Based on the available performance data, the probability of such harmful events is low, and the incidence is reduced with the mitigation measures and special controls identified above.

The probable benefits of the device outweigh the probable risks.

Patient Perspectives

This submission did not include specific information on patient perspectives for this device.

Benefit/Risk Conclusion

In conclusion, given the available information above, for the following indication statement:

The probable benefits outweigh the probable risks for the MI Test System. The device provides benefits, and the risks can be mitigated using general controls and the identified special controls.

CONCLUSION

The De Novo request for the Mucosal Integrity Conductivity Test System is granted and the device is classified as follows:

Product Code: QIS Device Type: Esophageal tissue characterization system Regulation Number: 21 CFR 876.1450 Class: Class II

Regulation Number and Section

§ 876.1450 Esophageal tissue characterization system.

(a)
Identification. An esophageal tissue characterization system is a device intended for obtaining measurements of electrical properties within esophageal tissue.(b)
Classification. Class II (special controls).

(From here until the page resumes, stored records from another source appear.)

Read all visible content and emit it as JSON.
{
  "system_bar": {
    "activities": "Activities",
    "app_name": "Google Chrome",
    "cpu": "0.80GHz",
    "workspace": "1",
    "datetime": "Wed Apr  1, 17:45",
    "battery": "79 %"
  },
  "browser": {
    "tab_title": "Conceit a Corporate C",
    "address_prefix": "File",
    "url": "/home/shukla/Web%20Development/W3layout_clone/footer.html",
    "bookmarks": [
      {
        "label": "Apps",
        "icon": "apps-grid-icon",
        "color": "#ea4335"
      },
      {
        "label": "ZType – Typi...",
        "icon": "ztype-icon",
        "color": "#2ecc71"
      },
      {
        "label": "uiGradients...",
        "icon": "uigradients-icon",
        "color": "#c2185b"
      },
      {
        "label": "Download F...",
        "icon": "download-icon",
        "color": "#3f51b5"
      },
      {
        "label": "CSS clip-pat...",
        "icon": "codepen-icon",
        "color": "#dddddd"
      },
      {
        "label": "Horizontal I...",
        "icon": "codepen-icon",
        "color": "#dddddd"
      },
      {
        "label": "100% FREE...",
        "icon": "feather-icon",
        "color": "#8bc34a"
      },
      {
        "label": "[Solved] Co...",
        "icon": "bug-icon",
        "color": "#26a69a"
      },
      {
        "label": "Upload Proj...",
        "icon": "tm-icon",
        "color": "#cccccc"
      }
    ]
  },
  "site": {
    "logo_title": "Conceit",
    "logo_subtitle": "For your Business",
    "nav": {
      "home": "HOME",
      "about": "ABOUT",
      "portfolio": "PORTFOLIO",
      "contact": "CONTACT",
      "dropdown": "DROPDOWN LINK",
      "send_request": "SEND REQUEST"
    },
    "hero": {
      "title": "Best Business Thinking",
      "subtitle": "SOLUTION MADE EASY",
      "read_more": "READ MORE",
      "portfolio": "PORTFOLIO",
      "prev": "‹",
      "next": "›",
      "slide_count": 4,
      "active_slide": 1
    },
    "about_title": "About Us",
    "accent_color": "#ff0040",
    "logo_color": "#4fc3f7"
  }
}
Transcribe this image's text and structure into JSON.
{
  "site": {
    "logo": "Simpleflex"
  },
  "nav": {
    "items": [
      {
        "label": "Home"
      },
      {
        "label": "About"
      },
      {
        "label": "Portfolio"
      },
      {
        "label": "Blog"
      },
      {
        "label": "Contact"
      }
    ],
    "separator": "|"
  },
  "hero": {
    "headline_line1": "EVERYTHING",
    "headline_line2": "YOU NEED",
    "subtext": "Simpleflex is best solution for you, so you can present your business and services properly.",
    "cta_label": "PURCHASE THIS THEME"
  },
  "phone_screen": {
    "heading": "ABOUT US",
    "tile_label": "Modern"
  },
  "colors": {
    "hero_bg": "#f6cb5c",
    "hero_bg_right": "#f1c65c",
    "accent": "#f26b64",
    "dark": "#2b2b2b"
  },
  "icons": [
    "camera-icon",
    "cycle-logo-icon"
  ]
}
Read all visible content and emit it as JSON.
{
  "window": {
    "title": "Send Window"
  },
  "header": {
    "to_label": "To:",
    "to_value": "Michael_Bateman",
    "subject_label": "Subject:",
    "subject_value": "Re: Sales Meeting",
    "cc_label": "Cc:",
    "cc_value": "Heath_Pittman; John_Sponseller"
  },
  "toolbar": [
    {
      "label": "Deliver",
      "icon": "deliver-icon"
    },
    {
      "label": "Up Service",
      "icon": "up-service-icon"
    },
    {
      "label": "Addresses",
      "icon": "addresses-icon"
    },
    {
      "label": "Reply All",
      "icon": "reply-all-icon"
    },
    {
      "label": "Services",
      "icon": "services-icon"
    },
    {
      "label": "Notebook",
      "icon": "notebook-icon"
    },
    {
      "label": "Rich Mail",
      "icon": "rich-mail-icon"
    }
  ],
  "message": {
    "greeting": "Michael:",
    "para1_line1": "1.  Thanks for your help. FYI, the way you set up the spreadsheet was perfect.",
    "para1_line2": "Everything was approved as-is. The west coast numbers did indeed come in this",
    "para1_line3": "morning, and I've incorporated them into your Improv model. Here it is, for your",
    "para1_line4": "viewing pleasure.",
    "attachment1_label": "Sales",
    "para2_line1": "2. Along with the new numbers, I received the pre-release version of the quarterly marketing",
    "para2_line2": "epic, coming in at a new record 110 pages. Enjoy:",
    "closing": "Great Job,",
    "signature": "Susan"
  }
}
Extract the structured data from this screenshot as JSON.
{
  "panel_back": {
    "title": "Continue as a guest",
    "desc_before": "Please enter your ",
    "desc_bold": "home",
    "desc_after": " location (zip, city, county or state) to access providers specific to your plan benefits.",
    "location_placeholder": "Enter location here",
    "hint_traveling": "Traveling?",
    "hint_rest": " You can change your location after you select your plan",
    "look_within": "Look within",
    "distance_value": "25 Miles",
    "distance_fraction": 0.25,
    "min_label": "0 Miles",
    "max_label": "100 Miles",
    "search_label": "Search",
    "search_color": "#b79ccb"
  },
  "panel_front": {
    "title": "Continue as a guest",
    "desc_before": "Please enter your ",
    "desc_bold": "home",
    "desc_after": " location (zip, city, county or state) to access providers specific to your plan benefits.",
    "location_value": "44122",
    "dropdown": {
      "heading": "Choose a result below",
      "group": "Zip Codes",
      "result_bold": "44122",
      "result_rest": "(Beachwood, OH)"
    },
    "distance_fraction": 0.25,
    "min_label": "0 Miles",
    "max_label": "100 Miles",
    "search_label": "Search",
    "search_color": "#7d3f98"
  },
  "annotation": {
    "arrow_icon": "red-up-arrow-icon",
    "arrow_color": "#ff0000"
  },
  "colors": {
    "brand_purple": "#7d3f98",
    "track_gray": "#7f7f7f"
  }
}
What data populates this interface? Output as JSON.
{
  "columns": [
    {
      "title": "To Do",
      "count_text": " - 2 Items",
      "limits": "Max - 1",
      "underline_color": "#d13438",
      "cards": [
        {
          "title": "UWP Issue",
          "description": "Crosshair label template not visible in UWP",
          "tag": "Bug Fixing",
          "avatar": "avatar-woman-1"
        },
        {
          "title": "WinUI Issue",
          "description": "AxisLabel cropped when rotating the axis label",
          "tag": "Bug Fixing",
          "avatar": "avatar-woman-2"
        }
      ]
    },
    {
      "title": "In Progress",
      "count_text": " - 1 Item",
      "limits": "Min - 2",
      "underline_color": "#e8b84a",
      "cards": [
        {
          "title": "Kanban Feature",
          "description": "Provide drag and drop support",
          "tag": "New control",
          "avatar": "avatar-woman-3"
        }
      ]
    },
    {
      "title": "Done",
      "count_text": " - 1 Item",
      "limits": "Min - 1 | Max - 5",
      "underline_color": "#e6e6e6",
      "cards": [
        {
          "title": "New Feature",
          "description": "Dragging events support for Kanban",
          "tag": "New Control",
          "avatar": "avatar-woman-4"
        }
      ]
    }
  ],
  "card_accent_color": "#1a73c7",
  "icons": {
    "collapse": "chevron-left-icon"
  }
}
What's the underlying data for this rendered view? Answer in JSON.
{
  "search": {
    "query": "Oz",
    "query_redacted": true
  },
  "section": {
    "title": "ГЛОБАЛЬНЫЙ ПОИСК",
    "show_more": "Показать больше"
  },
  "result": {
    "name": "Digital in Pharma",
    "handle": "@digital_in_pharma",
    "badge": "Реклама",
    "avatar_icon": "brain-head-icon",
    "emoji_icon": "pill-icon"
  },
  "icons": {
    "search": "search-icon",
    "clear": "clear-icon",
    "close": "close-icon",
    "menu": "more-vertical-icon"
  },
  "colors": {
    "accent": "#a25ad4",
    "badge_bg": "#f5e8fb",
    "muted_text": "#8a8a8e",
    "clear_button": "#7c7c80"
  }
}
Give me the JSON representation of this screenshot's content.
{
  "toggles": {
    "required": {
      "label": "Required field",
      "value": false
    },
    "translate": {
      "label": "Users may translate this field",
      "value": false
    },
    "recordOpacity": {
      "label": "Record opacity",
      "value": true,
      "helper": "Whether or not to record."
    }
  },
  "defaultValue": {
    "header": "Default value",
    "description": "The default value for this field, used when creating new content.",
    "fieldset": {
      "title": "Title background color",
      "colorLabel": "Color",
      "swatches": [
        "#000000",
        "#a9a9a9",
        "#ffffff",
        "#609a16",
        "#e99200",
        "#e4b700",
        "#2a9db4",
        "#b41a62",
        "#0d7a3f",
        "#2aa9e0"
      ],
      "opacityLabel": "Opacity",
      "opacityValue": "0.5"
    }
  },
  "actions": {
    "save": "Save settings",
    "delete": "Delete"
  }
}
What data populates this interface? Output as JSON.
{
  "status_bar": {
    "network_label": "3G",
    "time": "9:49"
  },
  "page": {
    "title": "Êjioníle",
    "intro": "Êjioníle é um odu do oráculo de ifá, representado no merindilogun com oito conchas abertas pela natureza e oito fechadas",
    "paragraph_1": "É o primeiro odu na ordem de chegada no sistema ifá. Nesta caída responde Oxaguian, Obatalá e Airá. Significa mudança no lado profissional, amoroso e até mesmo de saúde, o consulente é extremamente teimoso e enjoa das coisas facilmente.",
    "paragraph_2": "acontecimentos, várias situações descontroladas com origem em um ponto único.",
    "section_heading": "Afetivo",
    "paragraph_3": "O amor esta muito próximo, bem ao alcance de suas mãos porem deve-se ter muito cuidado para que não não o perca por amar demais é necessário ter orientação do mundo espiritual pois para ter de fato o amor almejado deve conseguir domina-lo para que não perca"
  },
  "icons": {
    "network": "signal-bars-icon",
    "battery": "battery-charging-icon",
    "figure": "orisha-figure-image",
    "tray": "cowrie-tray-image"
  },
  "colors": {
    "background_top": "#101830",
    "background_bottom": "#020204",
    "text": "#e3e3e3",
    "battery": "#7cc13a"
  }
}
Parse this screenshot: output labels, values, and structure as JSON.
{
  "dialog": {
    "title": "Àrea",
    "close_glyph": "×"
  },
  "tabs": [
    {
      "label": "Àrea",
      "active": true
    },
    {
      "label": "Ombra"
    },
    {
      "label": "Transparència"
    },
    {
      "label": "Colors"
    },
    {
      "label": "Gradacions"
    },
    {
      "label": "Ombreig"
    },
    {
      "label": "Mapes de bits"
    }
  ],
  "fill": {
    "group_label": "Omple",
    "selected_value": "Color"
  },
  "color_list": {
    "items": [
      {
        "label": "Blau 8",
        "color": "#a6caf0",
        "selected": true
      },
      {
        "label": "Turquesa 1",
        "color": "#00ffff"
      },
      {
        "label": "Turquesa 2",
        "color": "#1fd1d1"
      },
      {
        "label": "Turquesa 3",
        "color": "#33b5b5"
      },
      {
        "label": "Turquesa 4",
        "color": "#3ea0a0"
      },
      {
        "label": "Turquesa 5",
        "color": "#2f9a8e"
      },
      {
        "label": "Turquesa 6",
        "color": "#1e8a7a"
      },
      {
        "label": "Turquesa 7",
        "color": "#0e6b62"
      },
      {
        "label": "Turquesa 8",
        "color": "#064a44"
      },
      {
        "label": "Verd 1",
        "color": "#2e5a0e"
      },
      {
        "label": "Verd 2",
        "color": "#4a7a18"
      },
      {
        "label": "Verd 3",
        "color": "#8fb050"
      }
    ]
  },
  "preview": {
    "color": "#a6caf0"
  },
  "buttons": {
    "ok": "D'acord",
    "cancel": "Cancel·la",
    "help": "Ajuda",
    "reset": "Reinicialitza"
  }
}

The special controls for this device are:(1) All patient contacting components of the device must be demonstrated to be biocompatible.
(2) Performance testing must demonstrate the device can accurately measure the designated electrical characteristics.
(3) Mechanical safety testing must demonstrate that the device will withstand forces encountered during use.
(4) Software verification, validation, and hazard analysis must be performed.
(5) Electromagnetic compatibility and electrical safety, mechanical safety, and thermal safety of the device must be performed.
(6) Performance data must validate the reprocessing instructions for any reusable components of the device.
(7) Labeling must include:
(i) Specific instructions regarding the proper placement and use of the device;
(ii) Instructions for reprocessing of any reusable components; and
(iii) An expiration date for single use components.